Threats like phishing and document format vulnerabilities have continued to expand even as IT users have generally made improvements in their security systems.

This is one of the findings of the The IBM X-Force Report, which also reveals three main threats that demonstrate how attackers increasingly targeted people using the Internet for monetary gain or data theft: the number of new malicious Web links has skyrocketed globally in the past year; phishing activity, in which an attacker attempts to acquire sensitive information by masquerading as a legitimate organisation, also increased dramatically in the second half of 2009; and vulnerability disclosures for document readers and editors continued to soar, specifically with Portable Document Format (PDF) documents.
The IBM X-Force 2009 Trend and Risk Report also finds that:
* New vulnerabilities have decreased but are still at record levels. Overall, 6 601 new vulnerabilities were discovered in 2009, an 11% decrease over 2008. The report indicates declines in the largest categories of vulnerabilities such as SQL Injection, in which criminals inject malicious code into legitimate Web sites, and ActiveX, an Internet Explorer plug-in to help with tasks, may indicate some of the more easily discovered vulnerabilities in these classes have been eliminated and security is improving.
* Critical and high vulnerabilities with no patch have decreased significantly year-over-year in several key product categories.

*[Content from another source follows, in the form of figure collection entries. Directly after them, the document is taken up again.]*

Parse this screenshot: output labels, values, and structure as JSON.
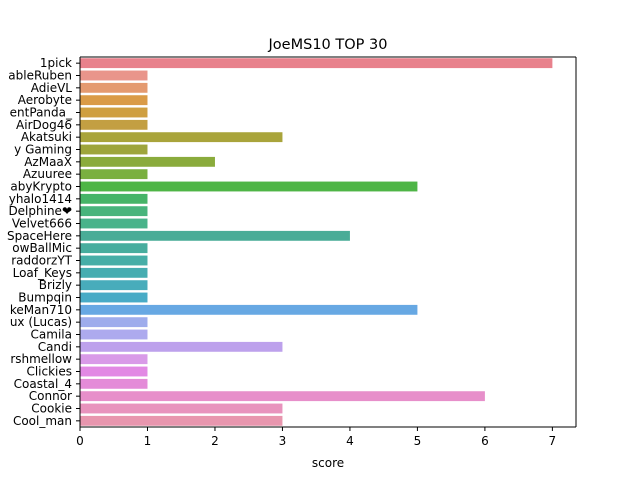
{
  "chart_data": {
    "type": "bar",
    "orientation": "horizontal",
    "title": "JoeMS10 TOP 30",
    "xlabel": "score",
    "ylabel": "",
    "xlim": [
      0,
      7.35
    ],
    "xticks": [
      "0",
      "1",
      "2",
      "3",
      "4",
      "5",
      "6",
      "7"
    ],
    "grid": false,
    "categories": [
      "1pick",
      "ableRuben",
      "AdieVL",
      "Aerobyte",
      "entPanda_",
      "AirDog46",
      "Akatsuki",
      "y Gaming",
      "AzMaaX",
      "Azuuree",
      "abyKrypto",
      "yhalo1414",
      "Delphine❤",
      "Velvet666",
      "SpaceHere",
      "owBallMic",
      "raddorzYT",
      "Loaf_Keys",
      "Brizly",
      "Bumpqin",
      "keMan710",
      "ux (Lucas)",
      "Camila",
      "Candi",
      "rshmellow",
      "Clickies",
      "Coastal_4",
      "Connor",
      "Cookie",
      "Cool_man"
    ],
    "values": [
      7,
      1,
      1,
      1,
      1,
      1,
      3,
      1,
      2,
      1,
      5,
      1,
      1,
      1,
      4,
      1,
      1,
      1,
      1,
      1,
      5,
      1,
      1,
      3,
      1,
      1,
      1,
      6,
      3,
      3
    ],
    "colors": [
      "#e8818c",
      "#e9958b",
      "#e49a70",
      "#da9b47",
      "#cf9f40",
      "#c39f42",
      "#a9a43b",
      "#9ea53c",
      "#8aab3c",
      "#7ab03f",
      "#4eb546",
      "#46b468",
      "#48b47c",
      "#49b38a",
      "#49ac97",
      "#47ad9e",
      "#46aea7",
      "#46adb1",
      "#48acbb",
      "#48abc6",
      "#67a8e3",
      "#9eacec",
      "#adaaee",
      "#bda1ec",
      "#d99ae8",
      "#e289e4",
      "#e48bd8",
      "#e78fca",
      "#e893bd",
      "#e896ae"
    ]
  }
}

Vulnerabilities with Web browsers and document readers and editors with no patch have decreased, which indicates that software vendors have become more responsive to security issues.
* Vulnerability disclosures for document readers and editors and multimedia applications are climbing dramatically. 2009 saw more than 50% more vulnerability disclosures for these categories versus 2008.
* New malicious Web links have skyrocketed globally. The number has increased by 345% compared to 2008.  This trend is further proof that attackers are successful at both the hosting of malicious Web pages and that Web browser-related vulnerabilities and exploitation are likely netting a serious return.
* Web app vulnerabilities continue to be the largest category of security disclosures.  The number of Web application vulnerabilities found by organizations has not decreased or become less of a threat. Forty-nine percent of all vulnerabilities are related to Web applications, with cross-site scripting disclosures surpassing SQL injection to take the top spot. Sixty-seven percent of web application vulnerabilities had no patch available at the end of 2009.
* Attacks on the Web using obfuscation increased significantly. Often launched using automated exploit toolkits, many attacks use obfuscation – an attempt to hide these exploits in documents and Web pages – to avoid detection by security software. IBM Managed Security Services detected three to four times the number of obfuscated attacks in 2009 versus 2008.
* Phishing rates dipped mid-year but rose dramatically in the last half of 2009. Brazil, the US and Russia were the countries where most malicious attacks originated, supplanting Spain, Italy and South Korea at the top in the 2008 report.
* Phishing still takes advantage of the financial industry to target consumers. While some phishing scams target logins and passwords, others attempt to entice victims into entering detailed personal information by posing as government institutions. By industry, 61% of phishing emails purport to be sent by financial institutions, whereas 20% purport to come from government organisations.
"Despite the ever-changing threat landscape, this report indicates that overall, vendors are doing a better job responding to security vulnerabilities," says Tom Cross, manager of IBM X-Force Research. "However, attackers have clearly not been deterred, as the use of malicious exploit code in Web sites is expanding at a dramatic rate."